Hacer visibles las causas sistémicas de la enfermedad crónica ambiental es fundamental ya que están invisibilizadas por una epistemología ciega a sus propios límites. La conducta humana tiene determinantes poderosos y mecanismos biológicos que es necesario desentrañar para: describirlos, explicarlos y comprenderlos, que son tres instancias diferentes del conocimiento. De lo contrario será imposible modificarlos jamás.
Por primera vez en la historia de la especie las corporaciones saben más que los médicos acerca de estos fenómenos. La manipulación de la conducta ingestiva no procede al azar, es producto del conocimiento íntimo de sus mecanismos y circuitos involucrados. Es absurdo intentar en la consulta médica modificar -apelando a la voluntad y a la culpabilización- una serie de hábitos que han sido configurados con una precisión biológica científica de la que los médicos carecemos.
Afirma el doctor Robert Lustig: "La comida está más allá de nuestras necesidades; se ha convertido en comodity, ha sido reformulada para convertirla en sustancia adictiva". (Fat Chance)
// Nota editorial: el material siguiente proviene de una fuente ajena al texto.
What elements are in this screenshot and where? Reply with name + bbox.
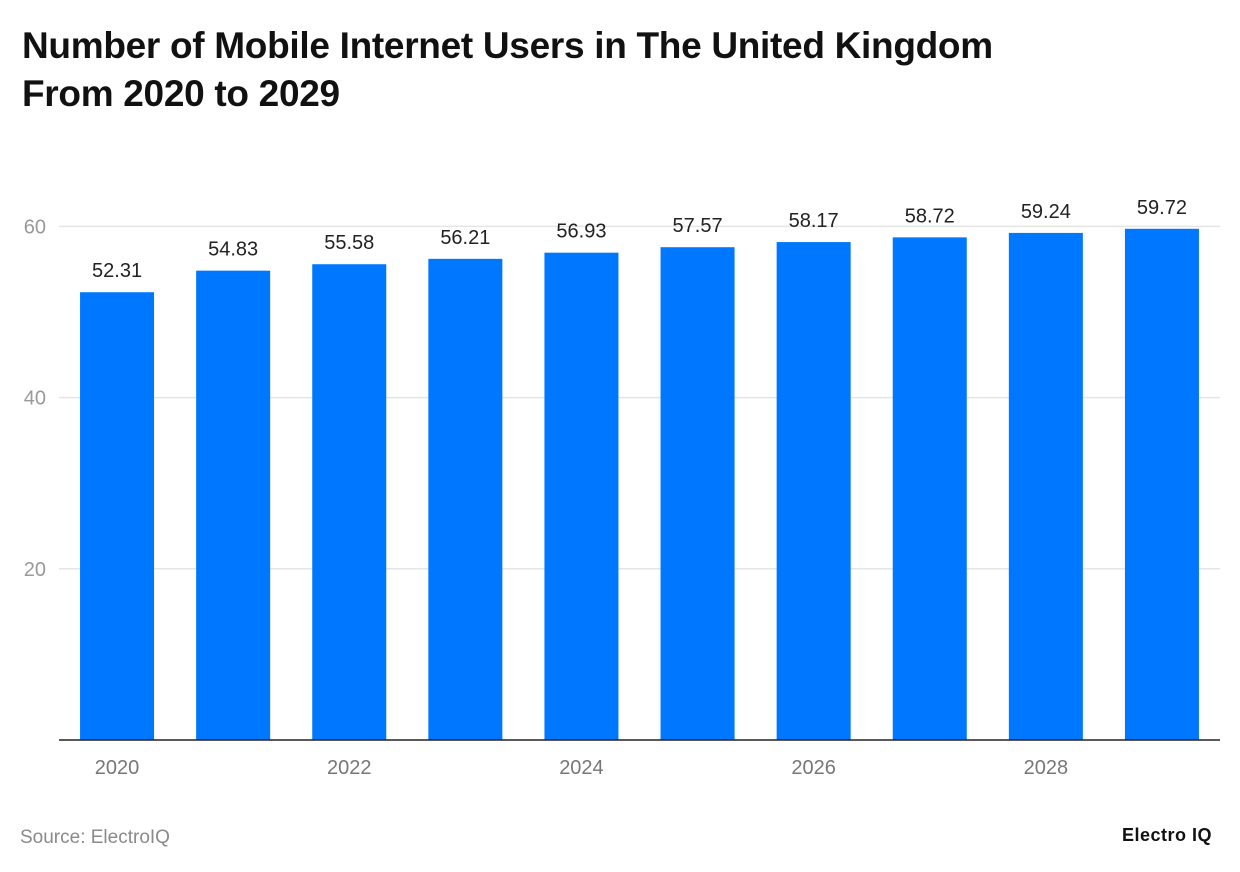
data-label: 58.17 — [789, 210, 839, 232]
data-label: 57.57 — [673, 215, 723, 237]
data-label: 59.24 — [1021, 201, 1071, 223]
title-line-2: From 2020 to 2029 — [22, 73, 340, 114]
bar — [196, 270, 271, 740]
data-label: 56.93 — [556, 221, 606, 243]
data-label: 52.31 — [92, 260, 142, 282]
data-label: 55.58 — [324, 232, 374, 254]
y-tick-label: 20 — [24, 559, 46, 581]
data-label: 59.72 — [1137, 197, 1187, 219]
x-tick-label: 2024 — [559, 757, 604, 779]
data-label: 54.83 — [208, 239, 258, 261]
y-tick-label: 40 — [24, 388, 46, 410]
bar — [312, 264, 387, 740]
bar — [1124, 228, 1199, 740]
bar — [892, 237, 967, 740]
electroiq-logo: Electro IQ — [1121, 825, 1212, 845]
chart-title: Number of Mobile Internet Users in The U… — [22, 22, 993, 118]
y-tick-label: 60 — [24, 216, 46, 238]
x-tick-label: 2026 — [791, 757, 836, 779]
bar — [776, 242, 851, 740]
data-label: 58.72 — [905, 205, 955, 227]
x-tick-label: 2020 — [95, 757, 140, 779]
source-note: Source: ElectroIQ — [20, 827, 170, 848]
x-tick-label: 2022 — [327, 757, 372, 779]
bar — [1008, 232, 1083, 741]
data-label: 56.21 — [440, 227, 490, 249]
title-line-1: Number of Mobile Internet Users in The U… — [22, 25, 993, 66]
x-tick-label: 2028 — [1024, 757, 1069, 779]
bar — [80, 292, 155, 740]
bar — [428, 258, 503, 740]
bar — [544, 252, 619, 740]
bar — [660, 247, 735, 740]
No son ni el colapso de la voluntad ni la muerte del libre albedrío. Es la brutal manipulación de la fisiología puesta al servicio de los intereses sin considerar el precio que se pague en términos de salud, bienestar o supervivencia
El funcionamiento de los circuitos cerebrales de motivación / saliencia /recompensa son el modo en que la cultura crea conductas. El placer y la aversión han sido imprescindibles para la supervivencia de la especie. Hasta que la  industria alimentaria puso ese mecanismo a su servicio. No son ni el colapso de la voluntad ni la muerte del libre albedrío. Es la brutal manipulación de la fisiología puesta al servicio de los intereses sin considerar el precio que se pagua en términos de salud, bienestar y muerte. El “libre albedrío" se define como: el poder de tomar decisiones libres que no estén restringidas por circunstancias externas o por necesidad. Es evidente que no es eso lo que les ocurre a nuestros pacientes en el mundo real.
Hay una ingenuidad estructural en el abordaje de los problemas desadaptativos del presente. Una idea reduccionista que se limita a describir sin explicar, a exigir sin comprender y a corregir variables sin tomar en cuenta los motivos de sus desvíos. La epidemiología de nuestros días no solo reclama la apertura hacia nuevos conocimientos y diversas disciplinas, exige algo mucho más drástico en nuestro modo de pensar: una verdadera reformulación epistemológica del objeto de estudio. La biología de sistemas, la medicina sistémica emergentista, la teoría de la evolución, los mecanismos regulatorios homeostáticos y alostáticos y otros abordajes ausentes del conocimiento médico estándar apuntan en esa dirección. Lo que sabemos, es insuficiente; nuestras herramientas cognitivas no lograrán comprender –y mucho menos modificar- la realidad que abordamos. Algo muy profundo debe cambiar con urgencia, y de una manera radical.